Fingernails on a chalkboard, electric drills, wailing babies -- in a new study, scientists identified these as among the ten most annoying sounds to the human ear, as well as finding clues as to why they send shivers down our spine.
When people hear an annoying noise, a part of the brain that regulates emotions, called the amygdala, seems to take over the hearing part of the brain, researchers say.
"It appears there is something very primitive kicking in," says researcher Sukhbinder Kumar of the Institute of Neuroscience at Newcastle University in Newcastle upon Tyne, UK. "It's a possible distress signal from the amygdala to the auditory cortex."
The results of the study suggests that a heightened emotional response in the brain to certain noises can alter our perception of them.
In the study, 13 volunteers responded to a range of sounds while their brains were scanned using functional magnetic resonance imaging (fMRI). Analysis of the acoustic features of the sounds revealed that noises in the frequency range of around 2,000 to 5,000 Hz were found to be unpleasant.

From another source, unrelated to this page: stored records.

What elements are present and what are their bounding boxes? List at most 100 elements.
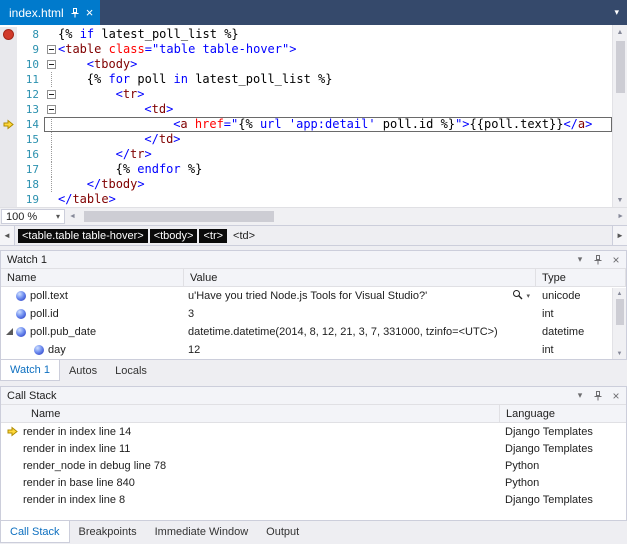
breakpoint-gutter[interactable] [0, 162, 17, 177]
tab-autos[interactable]: Autos [60, 360, 106, 381]
chevron-down-icon[interactable]: ▾ [573, 253, 587, 267]
collapse-icon[interactable] [47, 60, 56, 69]
breakpoint-gutter[interactable] [0, 147, 17, 162]
column-header-name[interactable]: Name [1, 405, 499, 422]
callstack-row[interactable]: render_node in debug line 78Python [1, 457, 626, 474]
breakpoint-gutter[interactable] [0, 87, 17, 102]
collapse-icon[interactable] [47, 105, 56, 114]
fold-margin[interactable] [44, 87, 58, 102]
breadcrumb-item[interactable]: <tbody> [150, 229, 198, 243]
scroll-up-icon[interactable]: ▲ [617, 288, 623, 299]
scroll-down-icon[interactable]: ▼ [617, 193, 624, 207]
frame-name: render_node in debug line 78 [23, 460, 499, 472]
fold-margin[interactable] [44, 177, 58, 192]
magnifier-icon[interactable] [512, 289, 524, 303]
column-header-name[interactable]: Name [1, 269, 184, 286]
close-icon[interactable]: × [86, 6, 94, 19]
tab-index-html[interactable]: index.html × [0, 0, 100, 25]
tab-call-stack[interactable]: Call Stack [0, 521, 70, 543]
scrollbar-thumb[interactable] [616, 41, 625, 93]
watch-row[interactable]: poll.textu'Have you tried Node.js Tools … [1, 287, 626, 305]
fold-margin[interactable] [44, 147, 58, 162]
column-header-language[interactable]: Language [499, 405, 626, 422]
scroll-down-icon[interactable]: ▼ [617, 348, 623, 359]
code-line[interactable]: 12<tr> [0, 87, 627, 102]
breadcrumb-back-button[interactable]: ◄ [0, 226, 15, 245]
fold-margin[interactable] [44, 27, 58, 42]
breakpoint-icon[interactable] [3, 29, 14, 40]
breakpoint-gutter[interactable] [0, 132, 17, 147]
column-header-value[interactable]: Value [184, 269, 536, 286]
pin-icon[interactable] [591, 253, 605, 267]
expander-icon[interactable] [6, 328, 13, 335]
tab-breakpoints[interactable]: Breakpoints [70, 521, 146, 543]
callstack-panel-header[interactable]: Call Stack ▾ × [1, 387, 626, 405]
code-editor[interactable]: 8{% if latest_poll_list %}9<table class=… [0, 25, 627, 208]
breadcrumb-item[interactable]: <tr> [199, 229, 227, 243]
watch-row[interactable]: day12int [1, 341, 626, 359]
breakpoint-gutter[interactable] [0, 42, 17, 57]
code-text: <td> [58, 102, 173, 117]
callstack-row[interactable]: render in base line 840Python [1, 474, 626, 491]
callstack-row[interactable]: render in index line 11Django Templates [1, 440, 626, 457]
editor-vertical-scrollbar[interactable]: ▲ ▼ [612, 25, 627, 207]
fold-margin[interactable] [44, 102, 58, 117]
breadcrumb-forward-button[interactable]: ► [612, 226, 627, 245]
scrollbar-thumb[interactable] [616, 299, 624, 325]
collapse-icon[interactable] [47, 45, 56, 54]
tab-immediate-window[interactable]: Immediate Window [146, 521, 258, 543]
watch-panel-header[interactable]: Watch 1 ▾ × [1, 251, 626, 269]
callstack-row[interactable]: render in index line 14Django Templates [1, 423, 626, 440]
chevron-down-icon[interactable]: ▾ [573, 389, 587, 403]
code-line[interactable]: 9<table class="table table-hover"> [0, 42, 627, 57]
code-line[interactable]: 14<a href="{% url 'app:detail' poll.id %… [0, 117, 627, 132]
tab-locals[interactable]: Locals [106, 360, 156, 381]
code-line[interactable]: 17{% endfor %} [0, 162, 627, 177]
code-line[interactable]: 18</tbody> [0, 177, 627, 192]
watch-row[interactable]: poll.id3int [1, 305, 626, 323]
fold-margin[interactable] [44, 72, 58, 87]
callstack-row[interactable]: render in index line 8Django Templates [1, 491, 626, 508]
code-line[interactable]: 11{% for poll in latest_poll_list %} [0, 72, 627, 87]
collapse-icon[interactable] [47, 90, 56, 99]
close-icon[interactable]: × [609, 389, 623, 403]
scrollbar-thumb[interactable] [84, 211, 274, 222]
scroll-right-icon[interactable]: ► [617, 213, 624, 220]
breakpoint-gutter[interactable] [0, 57, 17, 72]
scroll-up-icon[interactable]: ▲ [617, 25, 624, 39]
zoom-control[interactable]: 100 % ▾ [1, 209, 65, 224]
fold-margin[interactable] [44, 132, 58, 147]
code-line[interactable]: 8{% if latest_poll_list %} [0, 27, 627, 42]
close-icon[interactable]: × [609, 253, 623, 267]
breadcrumb-item[interactable]: <td> [229, 229, 259, 243]
breakpoint-gutter[interactable] [0, 72, 17, 87]
breakpoint-gutter[interactable] [0, 117, 17, 132]
fold-margin[interactable] [44, 162, 58, 177]
watch-value-cell: 12 [184, 344, 536, 356]
code-line[interactable]: 15</td> [0, 132, 627, 147]
fold-margin[interactable] [44, 57, 58, 72]
fold-margin[interactable] [44, 117, 58, 132]
code-line[interactable]: 10<tbody> [0, 57, 627, 72]
editor-horizontal-scrollbar[interactable]: ◄ ► [66, 208, 627, 225]
breadcrumb-item[interactable]: <table.table table-hover> [18, 229, 148, 243]
breakpoint-gutter[interactable] [0, 27, 17, 42]
fold-margin[interactable] [44, 192, 58, 207]
watch-row[interactable]: poll.pub_datedatetime.datetime(2014, 8, … [1, 323, 626, 341]
breakpoint-gutter[interactable] [0, 192, 17, 207]
code-line[interactable]: 16</tr> [0, 147, 627, 162]
watch-vertical-scrollbar[interactable]: ▲ ▼ [612, 288, 626, 359]
chevron-down-icon[interactable]: ▾ [526, 292, 530, 300]
breakpoint-gutter[interactable] [0, 177, 17, 192]
fold-margin[interactable] [44, 42, 58, 57]
chevron-down-icon[interactable]: ▾ [606, 0, 627, 25]
column-header-type[interactable]: Type [536, 269, 626, 286]
code-line[interactable]: 19</table> [0, 192, 627, 207]
breakpoint-gutter[interactable] [0, 102, 17, 117]
code-line[interactable]: 13<td> [0, 102, 627, 117]
pin-icon[interactable] [591, 389, 605, 403]
tab-watch-1[interactable]: Watch 1 [0, 360, 60, 381]
scroll-left-icon[interactable]: ◄ [69, 213, 76, 220]
pin-icon[interactable] [70, 8, 80, 18]
tab-output[interactable]: Output [257, 521, 308, 543]
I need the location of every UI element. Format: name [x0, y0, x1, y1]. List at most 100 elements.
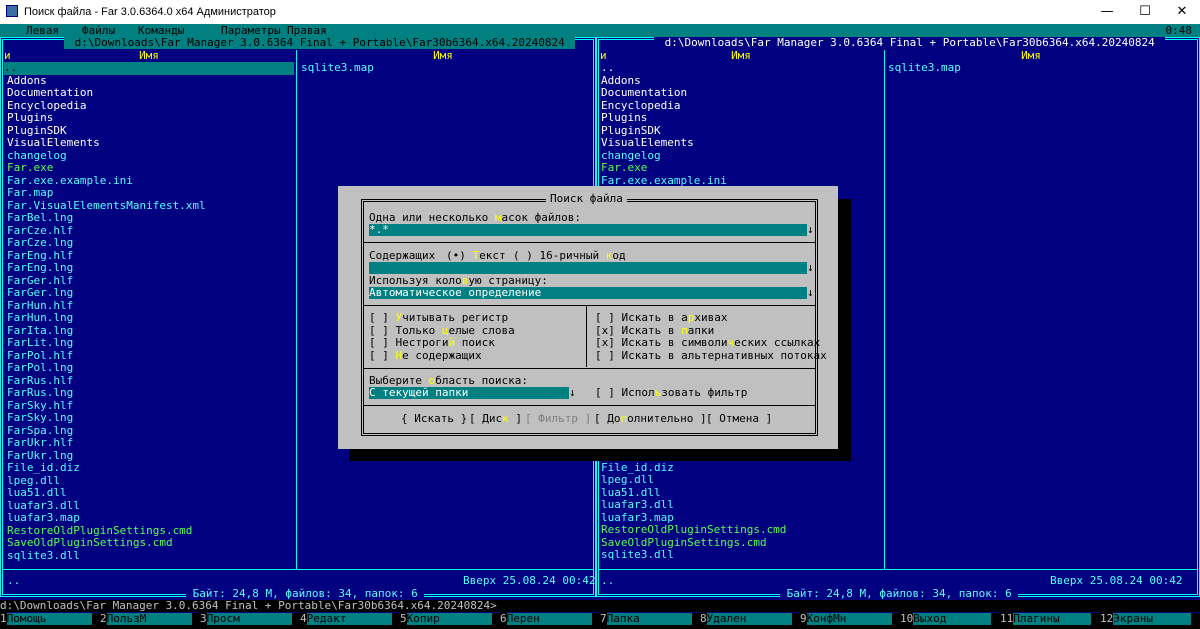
search-area-select[interactable]: С текущей папки	[369, 387, 569, 399]
contains-input[interactable]	[369, 262, 807, 274]
file-item[interactable]: luafar3.map	[7, 511, 80, 525]
codepage-dropdown-arrow-icon[interactable]: ↓	[807, 287, 814, 299]
fkey-1[interactable]: 1Помощь	[0, 612, 92, 625]
area-dropdown-arrow-icon[interactable]: ↓	[569, 387, 576, 399]
search-button[interactable]: { Искать }	[401, 413, 467, 425]
file-item[interactable]: VisualElements	[7, 136, 100, 150]
fkey-number: 11	[1000, 612, 1014, 625]
file-item[interactable]: FarLit.lng	[7, 336, 73, 350]
fkey-label: Перен	[506, 613, 592, 625]
file-item[interactable]: lua51.dll	[7, 486, 67, 500]
contains-label: Содержащих	[369, 249, 436, 262]
file-item[interactable]: ..	[601, 61, 614, 75]
dialog-separator-4	[364, 405, 815, 406]
fkey-8[interactable]: 8Удален	[700, 612, 792, 625]
file-item[interactable]: FarRus.lng	[7, 386, 73, 400]
whole-words-checkbox[interactable]: [ ] Только целые слова	[369, 324, 515, 337]
left-file-item-col2[interactable]: sqlite3.map	[301, 61, 374, 75]
fkey-7[interactable]: 7Папка	[600, 612, 692, 625]
fkey-3[interactable]: 3Просм	[200, 612, 292, 625]
left-col-header-name1: Имя	[139, 49, 159, 62]
fkey-6[interactable]: 6Перен	[500, 612, 592, 625]
fkey-9[interactable]: 9КонфМн	[800, 612, 892, 625]
use-filter-checkbox[interactable]: [ ] Использовать фильтр	[595, 387, 747, 399]
file-item[interactable]: Documentation	[601, 86, 687, 100]
dialog-separator-2	[364, 305, 815, 306]
contains-history-arrow-icon[interactable]: ↓	[807, 262, 814, 274]
fkey-2[interactable]: 2ПользМ	[100, 612, 192, 625]
hex-radio[interactable]: ( ) 16-ричный код	[513, 250, 626, 262]
file-item[interactable]: FarGer.lng	[7, 286, 73, 300]
fkey-label: Просм	[206, 613, 292, 625]
right-status-info: Вверх 25.08.24 00:42	[1050, 574, 1183, 587]
file-item[interactable]: luafar3.dll	[601, 498, 674, 512]
advanced-button[interactable]: [ Дополнительно ]	[594, 413, 707, 425]
fkey-number: 8	[700, 612, 707, 625]
fkey-10[interactable]: 10Выход	[900, 612, 992, 625]
text-radio[interactable]: (•) Текст	[446, 250, 506, 262]
fkey-label: Удален	[706, 613, 792, 625]
right-col-header-name1: Имя	[731, 49, 751, 62]
file-item[interactable]: sqlite3.dll	[601, 548, 674, 562]
file-item[interactable]: Far.map	[7, 186, 53, 200]
fkey-label: Редакт	[306, 613, 392, 625]
left-status-separator	[3, 569, 593, 570]
file-item[interactable]: Far.exe	[601, 161, 647, 175]
fuzzy-search-checkbox[interactable]: [ ] Нестрогий поиск	[369, 337, 495, 349]
fkey-number: 10	[900, 612, 914, 625]
file-item[interactable]: lpeg.dll	[601, 473, 654, 487]
fkey-5[interactable]: 5Копир	[400, 612, 492, 625]
not-containing-checkbox[interactable]: [ ] Не содержащих	[369, 349, 482, 362]
right-panel-path[interactable]: d:\Downloads\Far Manager 3.0.6364 Final …	[654, 37, 1166, 49]
fkey-number: 4	[300, 612, 307, 625]
left-status-name: ..	[7, 574, 21, 587]
fkey-number: 5	[400, 612, 407, 625]
fkey-number: 9	[800, 612, 807, 625]
file-item[interactable]: FarEng.lng	[7, 261, 73, 275]
drive-button[interactable]: [ Диск ]	[469, 413, 522, 425]
left-selected-item[interactable]: ..	[4, 61, 294, 75]
file-item[interactable]: Far.exe	[7, 161, 53, 175]
file-item[interactable]: FarUkr.hlf	[7, 436, 73, 450]
cancel-button[interactable]: [ Отмена ]	[706, 413, 772, 425]
maximize-button[interactable]: ☐	[1130, 2, 1160, 22]
file-item[interactable]: sqlite3.dll	[7, 549, 80, 563]
codepage-select[interactable]: Автоматическое определение	[369, 287, 807, 299]
left-panel-path[interactable]: d:\Downloads\Far Manager 3.0.6364 Final …	[64, 37, 576, 49]
file-item[interactable]: FarPol.lng	[7, 361, 73, 375]
fkey-label: Экраны	[1113, 613, 1192, 625]
file-item[interactable]: File_id.diz	[7, 461, 80, 475]
fkey-4[interactable]: 4Редакт	[300, 612, 392, 625]
file-item[interactable]: FarSky.lng	[7, 411, 73, 425]
file-item[interactable]: Plugins	[7, 111, 53, 125]
file-item[interactable]: FarHun.lng	[7, 311, 73, 325]
minimize-button[interactable]: —	[1092, 2, 1122, 22]
mask-input[interactable]: *.*	[369, 224, 807, 236]
menu-left[interactable]: Левая	[26, 24, 59, 37]
fkey-12[interactable]: 12Экраны	[1100, 612, 1192, 625]
command-line[interactable]: d:\Downloads\Far Manager 3.0.6364 Final …	[0, 600, 1200, 612]
search-archives-checkbox[interactable]: [ ] Искать в архивах	[595, 312, 727, 324]
right-file-item-col2[interactable]: sqlite3.map	[888, 61, 961, 75]
search-streams-checkbox[interactable]: [ ] Искать в альтернативных потоках	[595, 349, 827, 362]
file-item[interactable]: Plugins	[601, 111, 647, 125]
file-item[interactable]: SaveOldPluginSettings.cmd	[7, 536, 173, 550]
file-item[interactable]: Documentation	[7, 86, 93, 100]
close-button[interactable]: ✕	[1167, 2, 1197, 22]
fkey-label: Папка	[606, 613, 692, 625]
filter-button[interactable]: [ Фильтр ]	[525, 413, 591, 425]
dialog-separator-1	[364, 242, 815, 243]
fkey-label: Копир	[406, 613, 492, 625]
search-folders-checkbox[interactable]: [x] Искать в папки	[595, 324, 714, 337]
file-item[interactable]: RestoreOldPluginSettings.cmd	[601, 523, 786, 537]
file-item[interactable]: FarBel.lng	[7, 211, 73, 225]
fkey-label: Выход	[913, 613, 992, 625]
right-column-separator	[884, 50, 885, 569]
search-symlinks-checkbox[interactable]: [x] Искать в символических ссылках	[595, 337, 820, 349]
file-item[interactable]: FarCze.lng	[7, 236, 73, 250]
mask-history-arrow-icon[interactable]: ↓	[807, 224, 814, 236]
fkey-11[interactable]: 11Плагины	[1000, 612, 1092, 625]
match-case-checkbox[interactable]: [ ] Учитывать регистр	[369, 312, 508, 324]
file-item[interactable]: VisualElements	[601, 136, 694, 150]
fkey-number: 1	[0, 612, 7, 625]
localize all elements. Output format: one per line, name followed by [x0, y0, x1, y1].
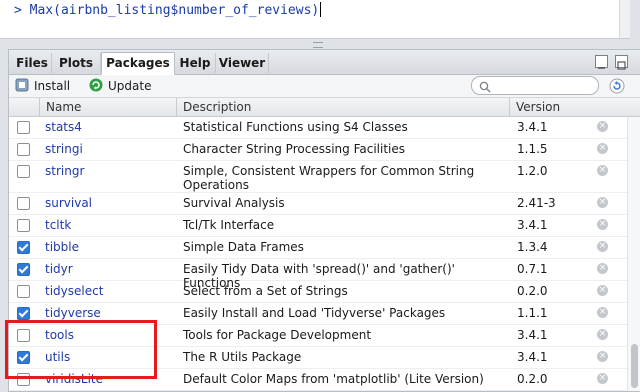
delete-icon[interactable]: × [597, 143, 608, 154]
pane-splitter[interactable] [0, 39, 640, 49]
package-description: Tools for Package Development [183, 328, 372, 342]
scrollbar-thumb[interactable] [631, 344, 638, 388]
install-icon [15, 78, 29, 92]
column-header-name[interactable]: Name [39, 98, 182, 116]
console-prompt: > [14, 3, 22, 18]
package-loaded-checkbox[interactable] [17, 197, 30, 210]
tab-files[interactable]: Files [13, 53, 52, 73]
delete-icon[interactable]: × [597, 373, 608, 384]
maximize-pane-icon[interactable] [615, 55, 628, 70]
console-scrollbar[interactable] [619, 0, 630, 38]
package-description: Survival Analysis [183, 196, 285, 210]
update-icon [89, 78, 103, 92]
delete-icon[interactable]: × [597, 285, 608, 296]
tab-viewer[interactable]: Viewer [216, 53, 269, 73]
package-description: The R Utils Package [183, 350, 302, 364]
table-scrollbar[interactable] [627, 117, 640, 391]
package-version: 1.1.1 [517, 306, 548, 320]
package-description: Select from a Set of Strings [183, 284, 348, 298]
package-name-link[interactable]: tcltk [45, 218, 71, 232]
console-panel[interactable]: > Max(airbnb_listing$number_of_reviews) [0, 0, 630, 39]
column-header-version[interactable]: Version [509, 98, 596, 116]
package-version: 0.2.0 [517, 372, 548, 386]
table-row[interactable]: stringi Character String Processing Facil… [9, 139, 627, 161]
delete-icon[interactable]: × [597, 263, 608, 274]
delete-icon[interactable]: × [597, 197, 608, 208]
package-version: 3.4.1 [517, 218, 548, 232]
package-loaded-checkbox[interactable] [17, 219, 30, 232]
package-name-link[interactable]: stringr [45, 164, 84, 178]
package-name-link[interactable]: tidyr [45, 262, 73, 276]
console-input-line[interactable]: > Max(airbnb_listing$number_of_reviews) [14, 2, 322, 18]
package-name-link[interactable]: survival [45, 196, 92, 210]
package-version: 1.3.4 [517, 240, 548, 254]
column-header-description[interactable]: Description [176, 98, 515, 116]
package-name-link[interactable]: tibble [45, 240, 79, 254]
package-description: Simple, Consistent Wrappers for Common S… [183, 164, 475, 192]
text-caret [320, 2, 322, 17]
delete-icon[interactable]: × [597, 307, 608, 318]
table-row[interactable]: tidyselect Select from a Set of Strings 0.… [9, 281, 627, 303]
package-version: 3.4.1 [517, 350, 548, 364]
package-loaded-checkbox[interactable] [17, 285, 30, 298]
update-button[interactable]: Update [89, 78, 151, 94]
highlight-box [5, 320, 157, 379]
package-name-link[interactable]: tidyselect [45, 284, 103, 298]
package-description: Easily Install and Load 'Tidyverse' Pack… [183, 306, 446, 320]
splitter-grip-icon [313, 42, 323, 48]
table-header: Name Description Version [9, 98, 640, 117]
package-description: Default Color Maps from 'matplotlib' (Li… [183, 372, 484, 386]
package-name-link[interactable]: stringi [45, 142, 83, 156]
package-description: Character String Processing Facilities [183, 142, 406, 156]
tab-bar: Files Plots Packages Help Viewer [9, 50, 640, 75]
refresh-icon[interactable] [609, 78, 625, 98]
delete-icon[interactable]: × [597, 351, 608, 362]
package-version: 3.4.1 [517, 120, 548, 134]
package-version: 1.1.5 [517, 142, 548, 156]
table-row[interactable]: tibble Simple Data Frames 1.3.4 × [9, 237, 627, 259]
delete-icon[interactable]: × [597, 219, 608, 230]
package-description: Statistical Functions using S4 Classes [183, 120, 408, 134]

"This is the frequency range where our ears are most sensitive," said Kumar. "Although there's still much debate as to why our ears are most sensitive in this range, it does include sounds of screams, which we find intrinsically unpleasant."
Researchers identified these as the most unpleasant sounds:
1. Knife on a bottle
2. Fork on a glass
3. Chalk on a blackboard
4. Ruler on a bottle
5. Nails on a chalkboard
6. Female scream
7. Angle grinder
8. Brakes on a cycle squealing
9. Baby crying
10. Electric drill
The study also identified some of the least unpleasant sounds:
2. Baby laughing
4. Water flowing
The study was published last week in the Journal of Neuroscience.